Ever since I've been working on the plane out in the hangar, I've been plagued by two things: recalcitrant longerons that have to date proven impervious to every manner of force I've been able to apply in trying to get the angle to open to an apparently unattainable 5.4 degrees, and even more annoying, a cricket in the back corner, hidden behind some piles of detritus that somehow landed in my hangar on moving day seven years ago. I figured the longeron problem was solvable (others have, after all, managed to get it done) but the cricket problem seemed hopeless. He'd go quiet as soon as I got near enough to pinpoint his location, and even had I been able to lay my eyes on him, they're nimble little critters and very hard to catch. Well, let's not dance around the issue; I didn't want to catch him, I wanted to flatten him under the bottom of my shoe.
I stopped by Lowe's after work to look into some of the options available for working on the longerons. I ended up buying a 4 lb. engineer's hammer, thinking someone as smart as an engineer could surely craft a more suitable pounding device than the ridiculous orange monstrosity I had picked up at Harbor Freight. Then I realized that they probably meant a train engineer's hammer, but it didn't matter. It felt much heftier than the orange one. Both are ostensibly 4 lbs. and even given that all sizes and weights of Harbor Freight tools are approximate, the metal engineer's hammer felt much, much heavier. To hedge my bets, I also found a 3/8" steel pipe coupling to use in case the new hammer failed as spectacularly as every hammer that has preceded it has. I even remembered to pick up a length of poly rope to practice tying sailing knots with.
I only forgot one thing: cricket poison.
Back at the hangar, I pounded futilely on the longeron piece which was snuggled under the protective umbrella of the scrap piece that I had cut off earlier. This was a healthy dose of "fail," and it certainly didn't help my mood that the noise of the pounding didn't even cover the mocking chirps of the dratted cricket. Fail, fail, FAIL! I'm started to believe that the problem is not with the hammer; I think it is the resilience of the wooden top of the workbench. It was absorbing all of the energy.

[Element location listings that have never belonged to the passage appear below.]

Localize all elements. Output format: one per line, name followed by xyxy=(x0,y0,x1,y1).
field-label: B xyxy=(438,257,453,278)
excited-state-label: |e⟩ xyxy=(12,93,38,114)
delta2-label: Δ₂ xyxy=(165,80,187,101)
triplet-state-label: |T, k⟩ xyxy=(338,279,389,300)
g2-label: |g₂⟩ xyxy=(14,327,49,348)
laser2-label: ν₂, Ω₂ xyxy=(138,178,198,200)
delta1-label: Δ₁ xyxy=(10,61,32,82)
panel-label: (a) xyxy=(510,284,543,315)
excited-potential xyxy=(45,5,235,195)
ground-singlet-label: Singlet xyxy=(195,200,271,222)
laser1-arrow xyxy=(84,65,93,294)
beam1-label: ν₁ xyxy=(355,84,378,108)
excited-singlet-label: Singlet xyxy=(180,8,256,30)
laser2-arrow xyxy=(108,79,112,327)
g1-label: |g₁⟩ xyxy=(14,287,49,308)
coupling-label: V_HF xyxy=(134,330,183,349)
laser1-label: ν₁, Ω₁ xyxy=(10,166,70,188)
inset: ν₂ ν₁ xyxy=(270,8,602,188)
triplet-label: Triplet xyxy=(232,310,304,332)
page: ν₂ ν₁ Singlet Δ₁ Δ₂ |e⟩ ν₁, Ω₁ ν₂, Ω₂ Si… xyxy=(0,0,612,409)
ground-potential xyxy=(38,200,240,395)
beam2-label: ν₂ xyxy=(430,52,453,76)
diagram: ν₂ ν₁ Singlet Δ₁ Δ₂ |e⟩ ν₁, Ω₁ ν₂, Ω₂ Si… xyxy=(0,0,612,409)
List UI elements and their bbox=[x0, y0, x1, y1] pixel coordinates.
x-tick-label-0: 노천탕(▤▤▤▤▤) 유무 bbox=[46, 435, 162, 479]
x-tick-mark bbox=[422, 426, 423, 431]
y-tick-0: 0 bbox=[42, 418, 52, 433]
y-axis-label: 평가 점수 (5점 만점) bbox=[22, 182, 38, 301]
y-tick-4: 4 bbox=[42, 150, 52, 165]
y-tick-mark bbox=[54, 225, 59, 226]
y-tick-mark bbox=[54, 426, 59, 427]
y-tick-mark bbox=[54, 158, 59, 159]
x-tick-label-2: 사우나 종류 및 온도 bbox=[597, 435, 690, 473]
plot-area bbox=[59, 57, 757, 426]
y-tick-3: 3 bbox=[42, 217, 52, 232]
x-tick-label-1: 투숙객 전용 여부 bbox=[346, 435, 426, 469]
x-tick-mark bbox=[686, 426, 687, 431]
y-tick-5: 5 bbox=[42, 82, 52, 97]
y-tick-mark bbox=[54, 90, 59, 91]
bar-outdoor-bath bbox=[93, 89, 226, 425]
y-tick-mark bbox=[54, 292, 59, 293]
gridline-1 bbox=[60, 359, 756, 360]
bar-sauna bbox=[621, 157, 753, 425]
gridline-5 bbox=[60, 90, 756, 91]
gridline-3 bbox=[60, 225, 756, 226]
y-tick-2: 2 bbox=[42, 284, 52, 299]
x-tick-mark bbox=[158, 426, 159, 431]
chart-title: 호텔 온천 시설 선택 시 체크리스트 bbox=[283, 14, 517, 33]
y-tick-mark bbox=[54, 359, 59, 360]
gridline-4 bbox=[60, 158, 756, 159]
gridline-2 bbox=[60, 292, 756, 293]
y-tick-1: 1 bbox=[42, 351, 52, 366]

Humbled by my inability to make even the least bit of progress on the longeron and getting pretty close to going absolutely homicidal on that accursed cricket, I decided to try the vise/pipe coupling method. If that didn't work, well, I'd just go home and mow the yard. Here's the set-up:
The coupling. Naturally since it was Lowe's, it was nowhere near where it should have been on the shelf if they were using any numbering system familiar to an inhabitant of planet Earth, but at least it was in a bag with a bar code on it so they'd know the price of it at the checkout. The odds against that are so high that I can't fathom them. Someone must have snuck it in from Home Depot.
Being a bit shy about experimenting with the long longeron piece, I tried the short sacrificial piece first. With everything in place, I cranked and cranked and cranked on the vise until I could crank no more. I took the part out, measured it against the angle measuring doohickey, and found that with my extreme efforts I had managed to successfully preserve a pristine 90 degree angle.
That was it. The big guns were coming out. One. More. Try. I put the coupling and the scrap back in the vise, cranked and cranked and cranked until I could crank no more. Then I took the bright neon orange mallet and whacked the hell out of the vise cranky thingy. Again. And again. And again. Then I took the scrap out and measured it against the 95.4 angle on the angle measuring doohickey:
SUCCESS!!
As I was patting myself on the back (figuratively) and enjoying (somewhat) the enthusiastic cheering of the cricket, I noticed that I had an audience. I had almost stepped on a robin. She was completely unafraid of me and hopped around behind me, watching what I was doing. I tried shooing her out a few times, but she'd just go sit under a workbench or the big toolbox until I stopped, then come out again. I decided to ignore her and deal with evicting her later.
Back to work, I loaded up the longeron for the angle-opening process.
I went through the same cranking, cranking, cranking, pounding, whacking, beating process again. It was hard to see if I was making progress without having to remove the longeron from the vise, so I just measured with the piece of scrap to see how much progress I had made.
I finished up the longeron and decided to call it quits for the night. Emotionally drained and a little tired of the longeron bending, I did some work on the fuel system that I had discussed with loyal reader Joe from Utah. That wasn't much fun either and when I finally got it done and realized that I was drenched in sweat, I decided to finish up and head home. All that was left to do was round up the robin and herd her out of the hangar.
She was nowhere to be found. And as I was looking for her behind boxes and under tables and failing to find her anywhere, I realized something.
The chirping of the cricket had stopped.
I hope she enjoyed the meal.
1 comment:
Love your blog! I am about to order an RV-12 and get started, so keep posting. I live a mile out in the country in northern Arkansas and have a workshop / garage. On a couple of occasions, birds have come in and behaved as you say - no fear of the human. The reason? A hawk circling outside!